The name kind of gives this one away; when hitting kickers, boxes and rails or jibbing your way down a piste your jacket choice is as much about style as it is about comfort and features. “This kind of riding is about expression. I want to look and feel good when I’m in the park. I want a jacket and pants that are stylish,” says Marion. For Marion, this means longer, slimline jackets engineered. And for Victor, stretch is important. “That’s why I love FUTURELIGHT. You don’t even think about what you’re wearing you just focus on the present moment and that’s amazing.”
You also don’t want a heavy, fully insulated jacket for park riding. You get pretty warm, so something lighter will be way more comfortable. Marion sometimes rides without a jacket, just in bib-pants and a long-sleeve insulated top.

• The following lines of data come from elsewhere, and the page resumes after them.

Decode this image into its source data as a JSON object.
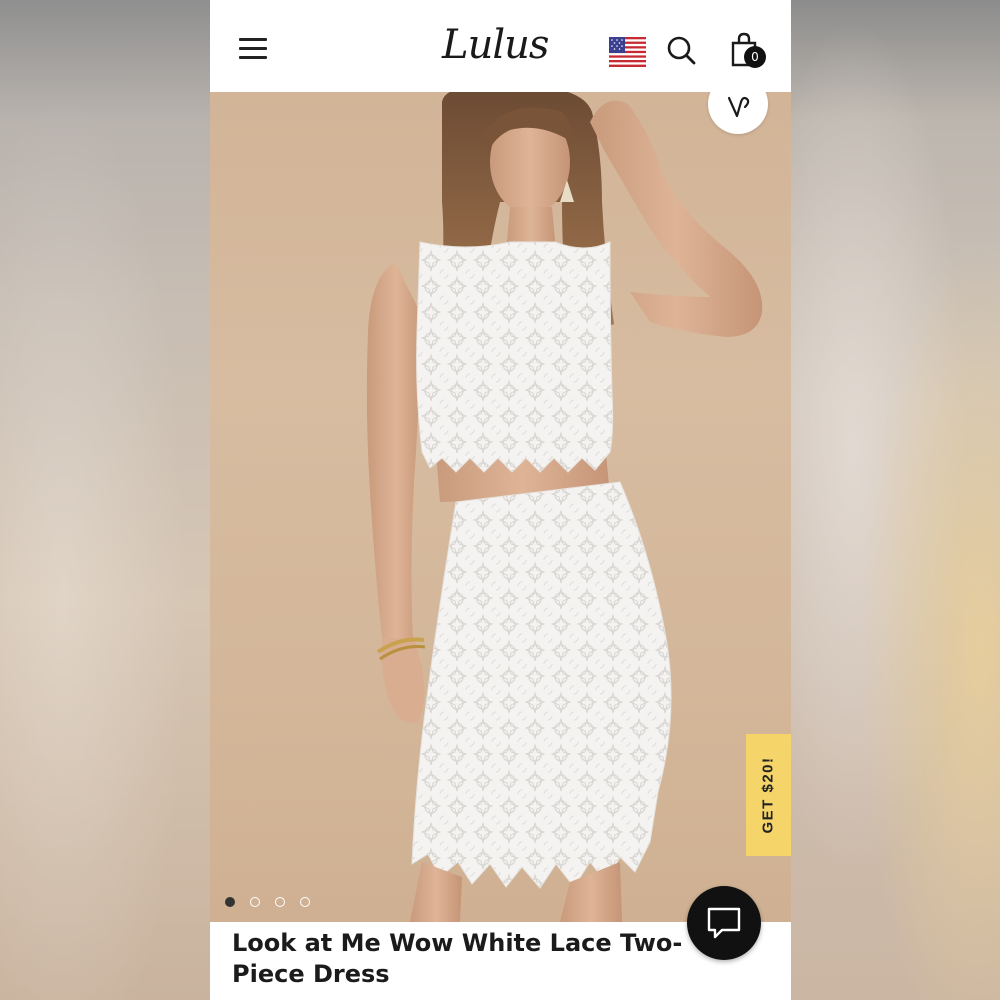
{
  "header": {
    "logo_text": "Lulus",
    "bag_count": "0",
    "icons": [
      "hamburger-menu-icon",
      "us-flag-icon",
      "search-icon",
      "shopping-bag-icon"
    ]
  },
  "hero": {
    "image_description_icon": "product-photo",
    "carousel": {
      "total": 4,
      "active": 1
    },
    "wishlist_icon": "heart-icon"
  },
  "promo": {
    "label": "GET $20!",
    "color": "#f5d56a"
  },
  "product": {
    "title": "Look at Me Wow White Lace Two-Piece Dress"
  },
  "chat": {
    "icon": "chat-bubble-icon"
  },
  "colors": {
    "accent_dark": "#111111",
    "promo_yellow": "#f5d56a",
    "photo_bg": "#d4b79a"
  }
}
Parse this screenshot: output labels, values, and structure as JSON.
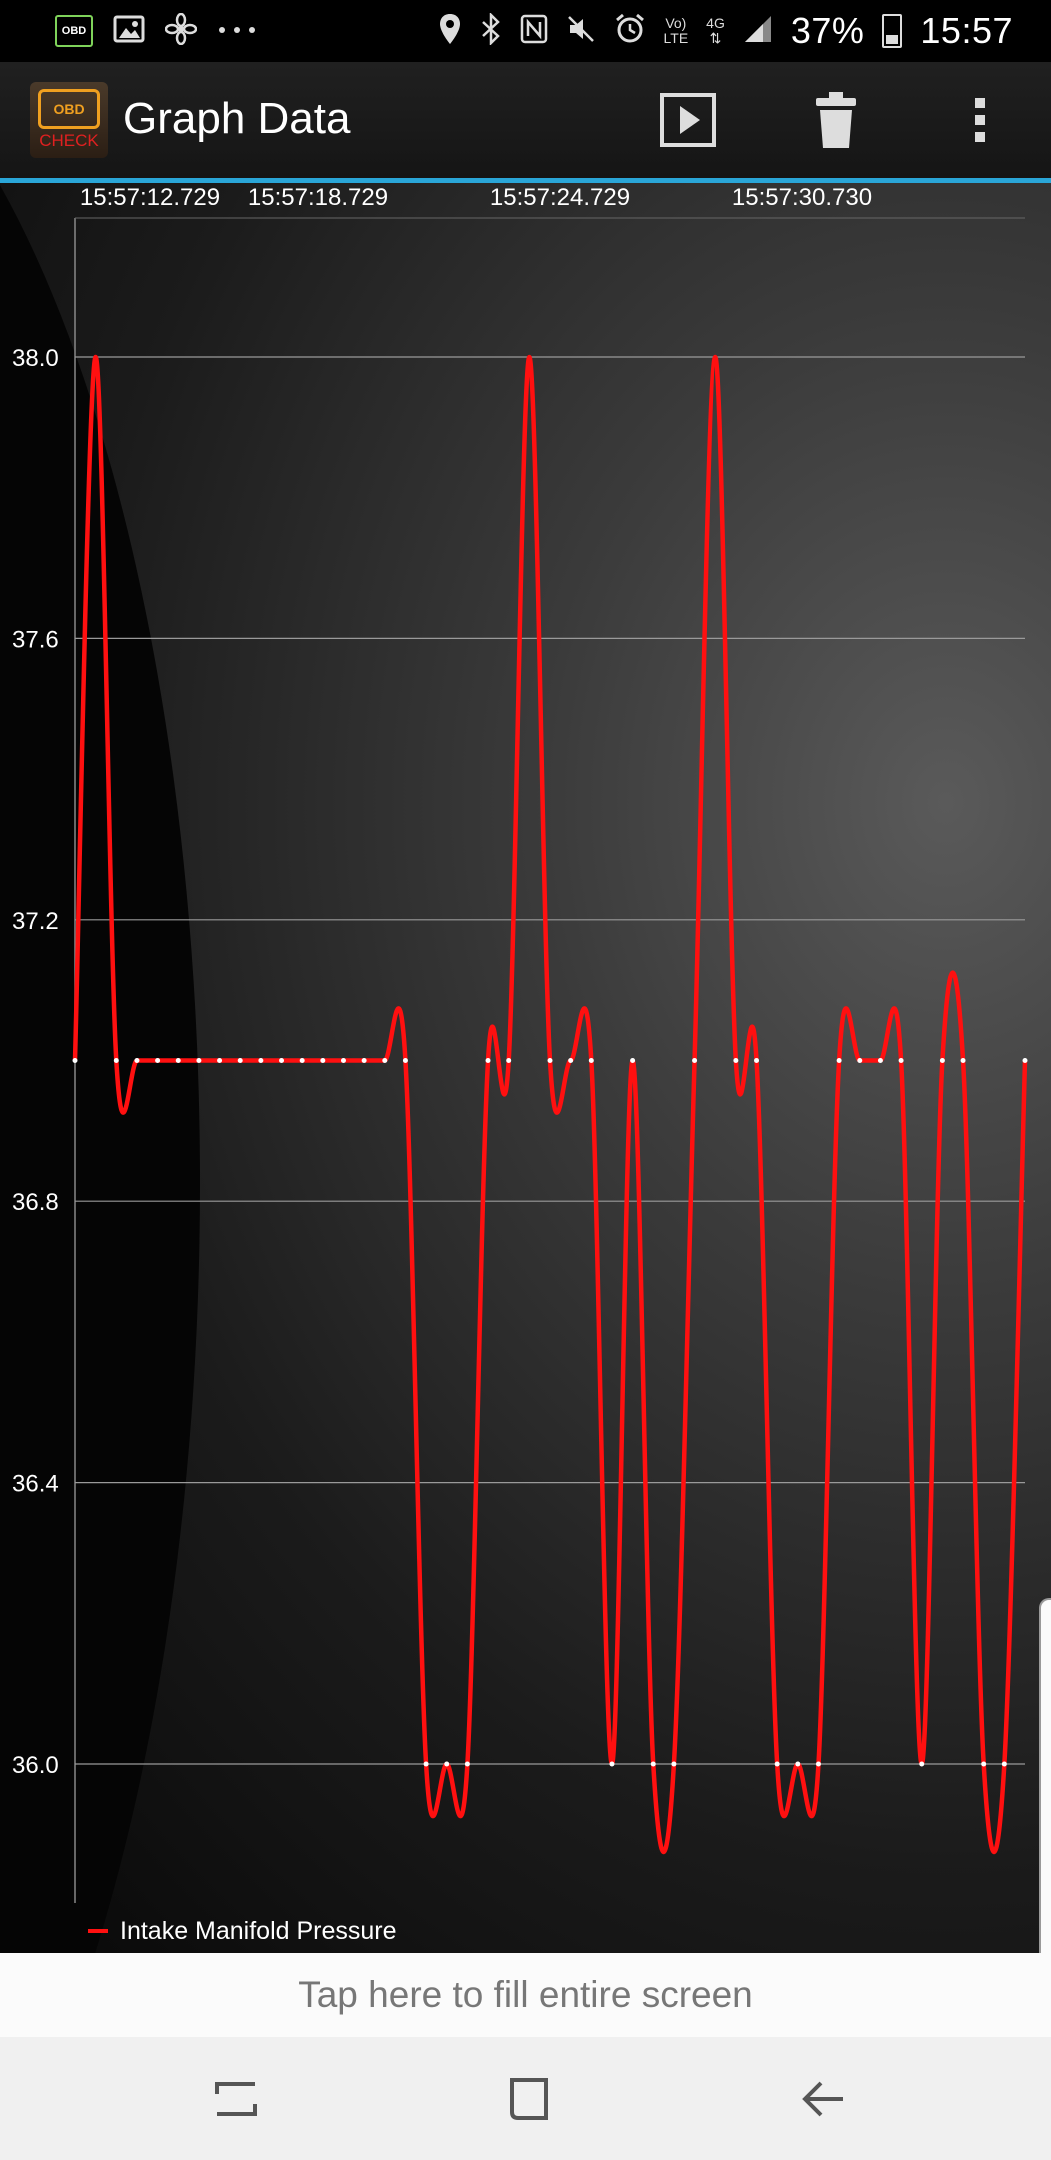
{
  "status_bar": {
    "left_icons": [
      "obd-notification-icon",
      "image-icon",
      "fan-icon",
      "more-dots-icon"
    ],
    "obd_label": "OBD",
    "network_top": "Vo)",
    "network_bottom": "LTE",
    "network_4g": "4G",
    "battery": "37%",
    "time": "15:57"
  },
  "app_bar": {
    "logo_top": "OBD",
    "logo_bottom": "CHECK",
    "title": "Graph Data"
  },
  "chart_data": {
    "type": "line",
    "x_tick_labels": [
      "15:57:12.729",
      "15:57:18.729",
      "15:57:24.729",
      "15:57:30.730"
    ],
    "y_tick_labels": [
      "38.0",
      "37.6",
      "37.2",
      "36.8",
      "36.4",
      "36.0"
    ],
    "y_ticks": [
      38.0,
      37.6,
      37.2,
      36.8,
      36.4,
      36.0
    ],
    "ylim": [
      35.8,
      38.2
    ],
    "grid": true,
    "legend_position": "bottom-left",
    "series": [
      {
        "name": "Intake Manifold Pressure",
        "color": "#ff1010",
        "values": [
          37.0,
          38.0,
          37.0,
          37.0,
          37.0,
          37.0,
          37.0,
          37.0,
          37.0,
          37.0,
          37.0,
          37.0,
          37.0,
          37.0,
          37.0,
          37.0,
          37.0,
          36.0,
          36.0,
          36.0,
          37.0,
          37.0,
          38.0,
          37.0,
          37.0,
          37.0,
          36.0,
          37.0,
          36.0,
          36.0,
          37.0,
          38.0,
          37.0,
          37.0,
          36.0,
          36.0,
          36.0,
          37.0,
          37.0,
          37.0,
          37.0,
          36.0,
          37.0,
          37.0,
          36.0,
          36.0,
          37.0
        ]
      }
    ]
  },
  "banner": {
    "text": "Tap here to fill entire screen"
  }
}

If your idea of skiing and snowboarding is exploring the entire mountain, using pistes to access pow in the morning and park sessions in the afternoon then you need your jacket to do more. “I like to look cool when I’m riding and hanging out with friends on the mountain,” says Marion, “but the visibility of the jacket is also really important so you can be seen.” Conditions can change quickly in mountain environments, so being able to be seen – even in a white out – is really important.

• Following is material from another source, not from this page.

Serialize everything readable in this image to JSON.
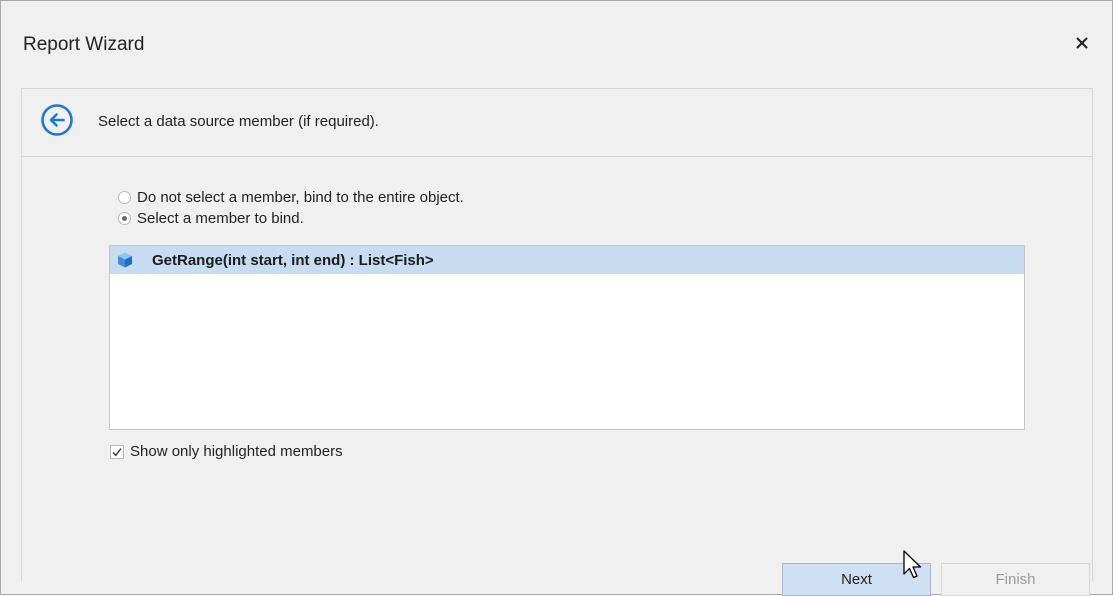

Pockets are important in an all-mountain jacket. You might not be riding with a backpack. So a few extra ‘homes’ in your outerwear for phone, wallet, even a bottle of water, come in really handy.
“I really like having a hood and soft collar when I’m riding in the resort, for comfort but also for protection from bad weather,” says Marion.
Underarm zips or a super-breathable fabric like FUTURELIGHT™ make switching between piste, park and pow a smooth and comfortable experience. Getting too hot is not just uncomfortable (and smelly); when your sweat starts to evaporate you cool down and on top of a mountain, even on a sunny day, this can be dangerous. You never want to get too hot or too cold.